Minimizing Communication while Maximizing Performance in Multi-Agent
Reinforcement Learning
- URL: http://arxiv.org/abs/2106.08482v1
- Date: Tue, 15 Jun 2021 23:13:51 GMT
- Title: Minimizing Communication while Maximizing Performance in Multi-Agent
Reinforcement Learning
- Authors: Varun Kumar Vijay and Hassam Sheikh and Somdeb Majumdar and Mariano
Phielipp
- Abstract summary: Inter-agent communication can significantly increase performance in multi-agent tasks that require co-ordination.
In real-world applications, where communication may be limited by system constraints like bandwidth, power and network capacity, one might need to reduce the number of messages that are sent.
We show that we can reduce communication by 75% with no loss of performance.

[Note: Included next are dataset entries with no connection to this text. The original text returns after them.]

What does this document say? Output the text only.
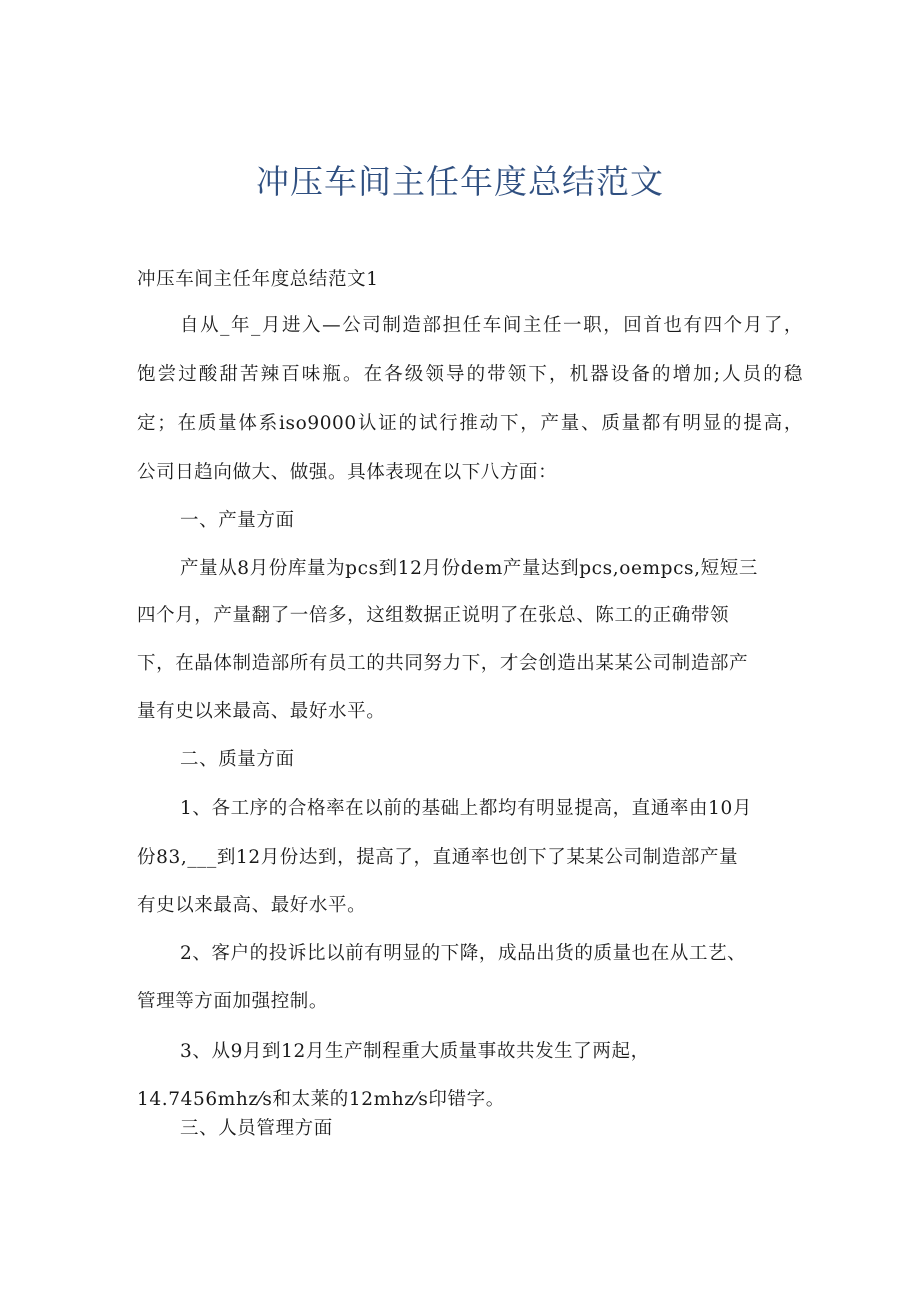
冲压车间主任年度总结范文
冲压车间主任年度总结范文1
自从_年_月进入—公司制造部担任车间主任一职，回首也有四个月了，
饱尝过酸甜苦辣百味瓶。在各级领导的带领下，机器设备的增加;人员的稳
定；在质量体系iso9000认证的试行推动下，产量、质量都有明显的提高，
公司日趋向做大、做强。具体表现在以下八方面：
一、产量方面
产量从8月份库量为pcs到12月份dem产量达到pcs,oempcs,短短三
四个月，产量翻了一倍多，这组数据正说明了在张总、陈工的正确带领
下，在晶体制造部所有员工的共同努力下，才会创造出某某公司制造部产
量有史以来最高、最好水平。
二、质量方面
1、各工序的合格率在以前的基础上都均有明显提高，直通率由10月
份83,___到12月份达到，提高了，直通率也创下了某某公司制造部产量
有史以来最高、最好水平。
2、客户的投诉比以前有明显的下降，成品出货的质量也在从工艺、
管理等方面加强控制。
3、从9月到12月生产制程重大质量事故共发生了两起，
14.7456mhz⁄s和太莱的12mhz⁄s印错字。
三、人员管理方面
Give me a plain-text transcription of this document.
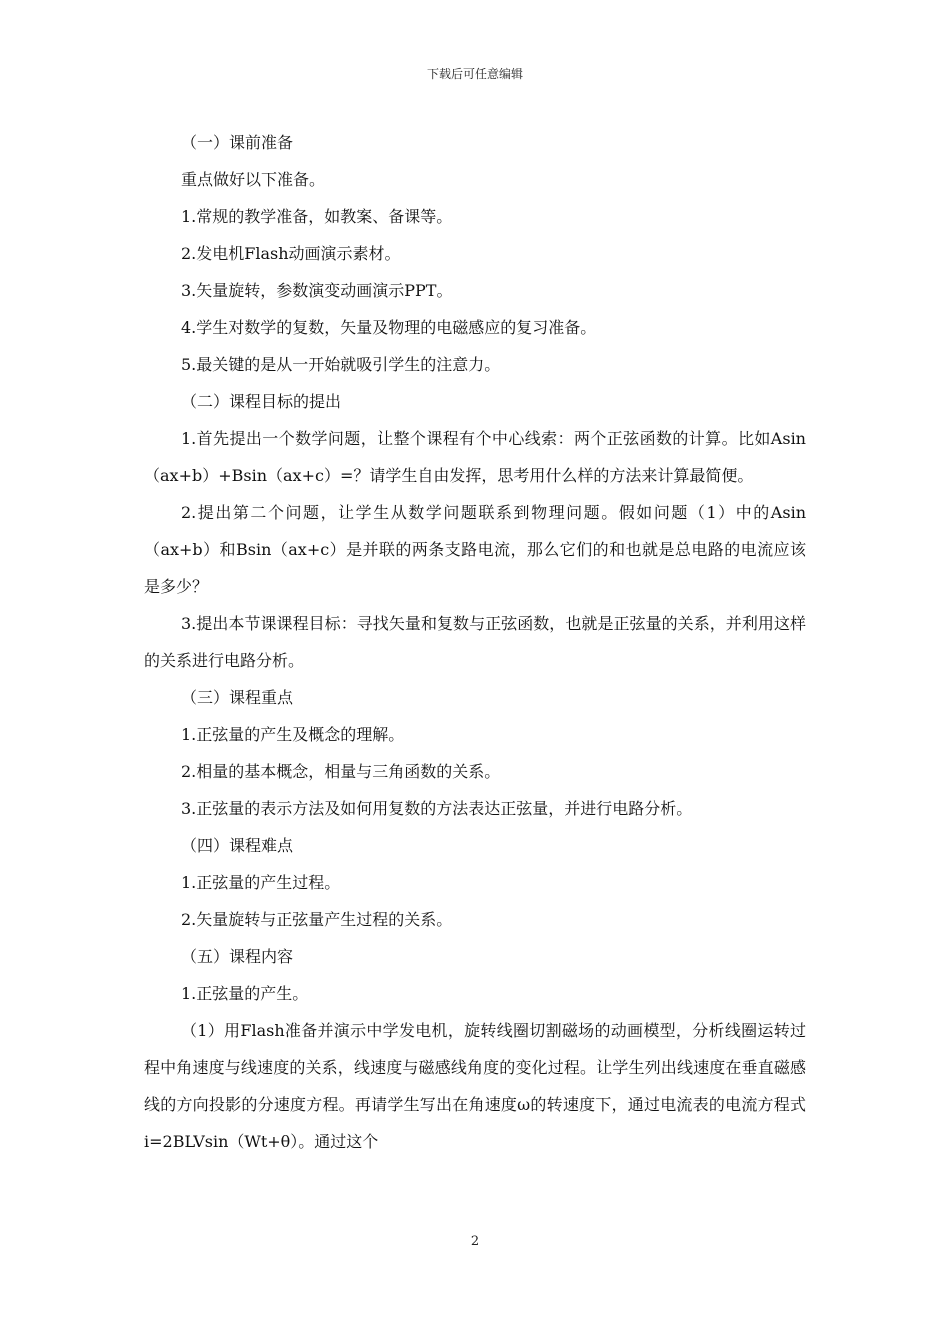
下载后可任意编辑
（一）课前准备
重点做好以下准备。
1.常规的教学准备，如教案、备课等。
2.发电机Flash动画演示素材。
3.矢量旋转，参数演变动画演示PPT。
4.学生对数学的复数，矢量及物理的电磁感应的复习准备。
5.最关键的是从一开始就吸引学生的注意力。
（二）课程目标的提出
1.首先提出一个数学问题，让整个课程有个中心线索：两个正弦函数的计算。比如Asin（ax+b）+Bsin（ax+c）=？请学生自由发挥，思考用什么样的方法来计算最简便。
2.提出第二个问题，让学生从数学问题联系到物理问题。假如问题（1）中的Asin（ax+b）和Bsin（ax+c）是并联的两条支路电流，那么它们的和也就是总电路的电流应该是多少？
3.提出本节课课程目标：寻找矢量和复数与正弦函数，也就是正弦量的关系，并利用这样的关系进行电路分析。
（三）课程重点
1.正弦量的产生及概念的理解。
2.相量的基本概念，相量与三角函数的关系。
3.正弦量的表示方法及如何用复数的方法表达正弦量，并进行电路分析。
（四）课程难点
1.正弦量的产生过程。
2.矢量旋转与正弦量产生过程的关系。
（五）课程内容
1.正弦量的产生。
（1）用Flash准备并演示中学发电机，旋转线圈切割磁场的动画模型，分析线圈运转过程中角速度与线速度的关系，线速度与磁感线角度的变化过程。让学生列出线速度在垂直磁感线的方向投影的分速度方程。再请学生写出在角速度ω的转速度下，通过电流表的电流方程式i=2BLVsin（Wt+θ）。通过这个
2
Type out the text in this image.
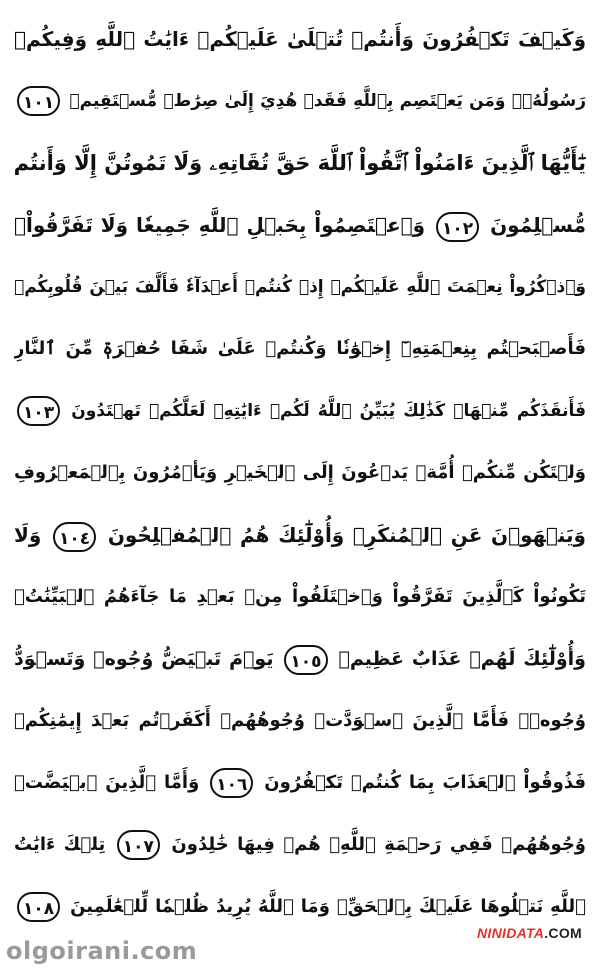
وَكَيۡفَ تَكۡفُرُونَ وَأَنتُمۡ تُتۡلَىٰ عَلَيۡكُمۡ ءَايَٰتُ ٱللَّهِ وَفِيكُمۡ
رَسُولُهُۥۗ وَمَن يَعۡتَصِم بِٱللَّهِ فَقَدۡ هُدِيَ إِلَىٰ صِرَٰطٖ مُّسۡتَقِيمٖ ١٠١
يَٰٓأَيُّهَا ٱلَّذِينَ ءَامَنُواْ ٱتَّقُواْ ٱللَّهَ حَقَّ تُقَاتِهِۦ وَلَا تَمُوتُنَّ إِلَّا وَأَنتُم
مُّسۡلِمُونَ ١٠٢ وَٱعۡتَصِمُواْ بِحَبۡلِ ٱللَّهِ جَمِيعٗا وَلَا تَفَرَّقُواْۚ
وَٱذۡكُرُواْ نِعۡمَتَ ٱللَّهِ عَلَيۡكُمۡ إِذۡ كُنتُمۡ أَعۡدَآءٗ فَأَلَّفَ بَيۡنَ قُلُوبِكُمۡ
فَأَصۡبَحۡتُم بِنِعۡمَتِهِۦٓ إِخۡوَٰنٗا وَكُنتُمۡ عَلَىٰ شَفَا حُفۡرَةٖ مِّنَ ٱلنَّارِ
فَأَنقَذَكُم مِّنۡهَاۗ كَذَٰلِكَ يُبَيِّنُ ٱللَّهُ لَكُمۡ ءَايَٰتِهِۦ لَعَلَّكُمۡ تَهۡتَدُونَ ١٠٣
وَلۡتَكُن مِّنكُمۡ أُمَّةٞ يَدۡعُونَ إِلَى ٱلۡخَيۡرِ وَيَأۡمُرُونَ بِٱلۡمَعۡرُوفِ
وَيَنۡهَوۡنَ عَنِ ٱلۡمُنكَرِۚ وَأُوْلَٰٓئِكَ هُمُ ٱلۡمُفۡلِحُونَ ١٠٤ وَلَا
تَكُونُواْ كَٱلَّذِينَ تَفَرَّقُواْ وَٱخۡتَلَفُواْ مِنۢ بَعۡدِ مَا جَآءَهُمُ ٱلۡبَيِّنَٰتُۚ
وَأُوْلَٰٓئِكَ لَهُمۡ عَذَابٌ عَظِيمٞ ١٠٥ يَوۡمَ تَبۡيَضُّ وُجُوهٞ وَتَسۡوَدُّ
وُجُوهٞۚ فَأَمَّا ٱلَّذِينَ ٱسۡوَدَّتۡ وُجُوهُهُمۡ أَكَفَرۡتُم بَعۡدَ إِيمَٰنِكُمۡ
فَذُوقُواْ ٱلۡعَذَابَ بِمَا كُنتُمۡ تَكۡفُرُونَ ١٠٦ وَأَمَّا ٱلَّذِينَ ٱبۡيَضَّتۡ
وُجُوهُهُمۡ فَفِي رَحۡمَةِ ٱللَّهِۖ هُمۡ فِيهَا خَٰلِدُونَ ١٠٧ تِلۡكَ ءَايَٰتُ
ٱللَّهِ نَتۡلُوهَا عَلَيۡكَ بِٱلۡحَقِّۗ وَمَا ٱللَّهُ يُرِيدُ ظُلۡمٗا لِّلۡعَٰلَمِينَ ١٠٨
olgoirani.com
NINIDATA.COM
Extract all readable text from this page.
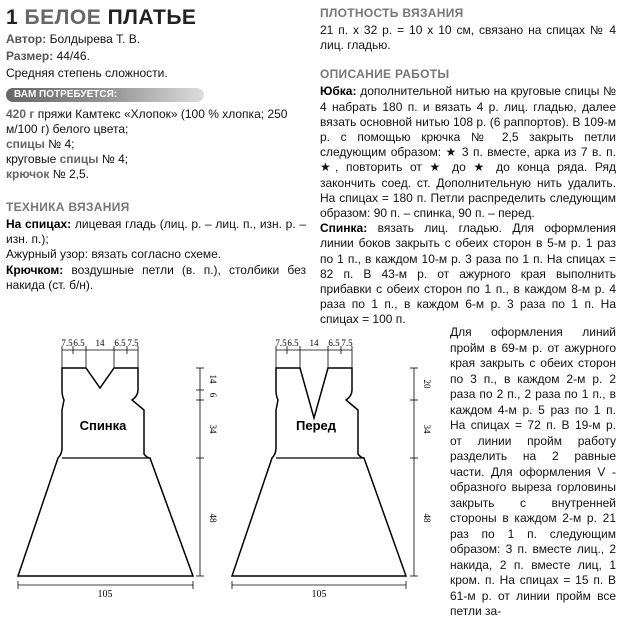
1 БЕЛОЕ ПЛАТЬЕ
Автор: Болдырева Т. В.
Размер: 44/46.
Средняя степень сложности.
ВАМ ПОТРЕБУЕТСЯ:
420 г пряжи Камтекс «Хлопок» (100 % хлопка; 250 м/100 г) белого цвета;
спицы № 4;
круговые спицы № 4;
крючок № 2,5.
ТЕХНИКА ВЯЗАНИЯ

На спицах: лицевая гладь (лиц. р. – лиц. п., изн. р. – изн. п.);

Ажурный узор: вязать согласно схеме.

Крючком: воздушные петли (в. п.), столбики без накида (ст. б/н).

ПЛОТНОСТЬ ВЯЗАНИЯ

21 п. х 32 р. = 10 х 10 см, связано на спицах № 4 лиц. гладью.

ОПИСАНИЕ РАБОТЫ

Юбка: дополнительной нитью на круговые спицы № 4 набрать 180 п. и вязать 4 р. лиц. гладью, далее вязать основной нитью 108 р. (6 раппортов). В 109-м р. с помощью крючка № 2,5 закрыть петли следующим образом: ★ 3 п. вместе, арка из 7 в. п. ★, повторить от ★ до ★ до конца ряда. Ряд закончить соед. ст. Дополнительную нить удалить. На спицах = 180 п. Петли распределить следующим образом: 90 п. – спинка, 90 п. – перед.

Спинка: вязать лиц. гладью. Для оформления линии боков закрыть с обеих сторон в 5-м р. 1 раз по 1 п., в каждом 10-м р. 3 раза по 1 п. На спицах = 82 п. В 43-м р. от ажурного края выполнить прибавки с обеих сторон по 1 п., в каждом 8-м р. 4 раза по 1 п., в каждом 6-м р. 3 раза по 1 п. На спицах = 100 п.

Для оформления линий пройм в 69-м р. от ажурного края закрыть с обеих сторон по 3 п., в каждом 2-м р. 2 раза по 2 п., 2 раза по 1 п., в каждом 4-м р. 5 раз по 1 п. На спицах = 72 п. В 19-м р. от линии пройм работу разделить на 2 равные части. Для оформления V - образного выреза горловины закрыть с внутренней стороны в каждом 2-м р. 21 раз по 1 п. следующим образом: 3 п. вместе лиц., 2 накида, 2 п. вместе лиц, 1 кром. п. На спицах = 15 п. В 61-м р. от линии пройм все петли за-
7.5 6.5 14 6.5 7.5
14
6
34
48
105
Спинка
7.5 6.5 14 6.5 7.5
20
34
48
105
Перед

- Score: 5.612141846711729
- License: http://creativecommons.org/licenses/by/4.0/
- Abstract: Inter-agent communication can significantly increase performance in
multi-agent tasks that require co-ordination to achieve a shared goal. Prior
work has shown that it is possible to learn inter-agent communication protocols
using multi-agent reinforcement learning and message-passing network
architectures. However, these models use an unconstrained broadcast
communication model, in which an agent communicates with all other agents at
every step, even when the task does not require it. In real-world applications,
where communication may be limited by system constraints like bandwidth, power
and network capacity, one might need to reduce the number of messages that are
sent. In this work, we explore a simple method of minimizing communication
while maximizing performance in multi-task learning: simultaneously optimizing
a task-specific objective and a communication penalty. We show that the
objectives can be optimized using Reinforce and the Gumbel-Softmax
reparameterization. We introduce two techniques to stabilize training: 50%
training and message forwarding. Training with the communication penalty on
only 50% of the episodes prevents our models from turning off their outgoing
messages. Second, repeating messages received previously helps models retain
information, and further improves performance. With these techniques, we show
that we can reduce communication by 75% with no loss of performance.